It was completely reasonable that Sheikh Mansour, who owned everything in sight except for disconsolate Liverpool, received a greeting so rapturous he might also have financed the moon and the stars before his first visit here last night.

He certainly picked the moment which supplied the first solid evidence that City might indeed have some potential to put a little puppy flesh on the bones of outrageous ambition.

The big question, now, is how quickly the sheikh returns to the scene of an investment that is promising to be the biggest, the most open-ended and the most unquestioning in the history of football.

It might be good for everyone, and not least the blood pressure of the City chief executive, Garry Cook – coach Roberto Mancini, predictably enough, handled the public ceremonials somewhat more suavely – if he lets the desert winds blow for quite a bit longer before he makes his next tour of inspection.

This is because, if City are a work in progress, it has to be said that the foundation stones have scarcely been laid.

Yet no doubt this was this was the most encouraging chapter so far in a story that it supposed to rewrite all known football logic.
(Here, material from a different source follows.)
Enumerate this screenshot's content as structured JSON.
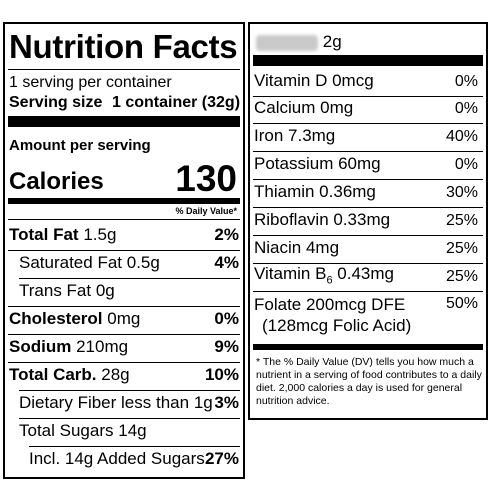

It was certainly hugely to the welcoming committee's relief that, with the sheikh scarcely in the building, the team that struggled so badly at White Hart Lane on the opening day of the season had plainly found a little more confidence in its ability to justify transfer spending now touching £350m.

An important contribution to this gift after 12 minutes came from a relatively modest £26m share of that mammoth outlay. Gareth Berry scored the goal and Adam Johnson set it in motion, but it was the new man James Milner who supplied the vital momentum when bursting to the goal-line and playing back a perfect cross into the path of his old Villa team-mate.

Milner is perhaps not the player the sheikh had in mind when he started signing the bigger cheques. He is essentially a superior yeoman, strong, committed but maybe not calculated to set the pulse racing too wildly – not like the controversial Mario Balotelli, who sat out this one with the promise that, soon enough, he will be adding to the entertainment levels. In meantime, Milner is probably a lot better equipped to supply the kind of energy and heart out of which City must build if they are indeed to make it through to the most elite company.

For the moment, it is maybe enough, that the sheikh, not to mention the fans, have been appeased by a sharp move away from the indecision that so plagued the opening performance at Tottenham. City didn't light up the rainy night sky but they were able to subdue, with increasing ease, the forlorn challenge of Liverpool.

Here was the cruel edge of a night which set the hopes of City racing so optimistically. City adore their Middle Eastern patron, Liverpool revile the Americans who promised the kind of future that may have just arrived at the other end of the old East Lancashire Road.

Liverpool, with Javier Mascherano apparently making it plain that he no longer had any stomach for a fight against unequal odds, were denuded and dispirited long before Micah Richards and Carlos Tevez add the second-half killing strokes. There were flashes from Fernando Torres and Steven Gerrard, but how long will they tolerate the dwindling horizons as Liverpool flail in pursuit of the kind of owner who arrives like some fabulous emperor of the desert, then quietly slips away?

It is Liverpool's fanstasy, now, just as it might yet turn out to be for City if the gap between vast investment and classic football development is not closed some time soon enough.

For the moment, though, City can afford to believe that they have at least the basis of a serious challenge for the uplands of the European game. Milner played with hard ambition and no little talent last night. He put some heart into the most perilous adventure that football has ever seen. He sent the sheikh home with a sense that maybe his money might be doing more than blowing in the desert wind.

The Sheikh in brief

Full name Sheikh Mansour bin Zayed al Nahyan

Born 20 November 1970

Family A member of Abu Dhabi's ruling family, he is the half-brother to the current president of the United Arab Emirates. He has two wives, two sons and a daughter.

Politics Deputy Prime Minister of UAE.

Business Involved in various oil ventures and is the chairman of the Emirates Horse Racing Authority. His estimated family fortune stands at £560bn, and he is chairman of the Al-Jazira sports club and owner of Manchester City.

Education Bachelor's degree in International Relations.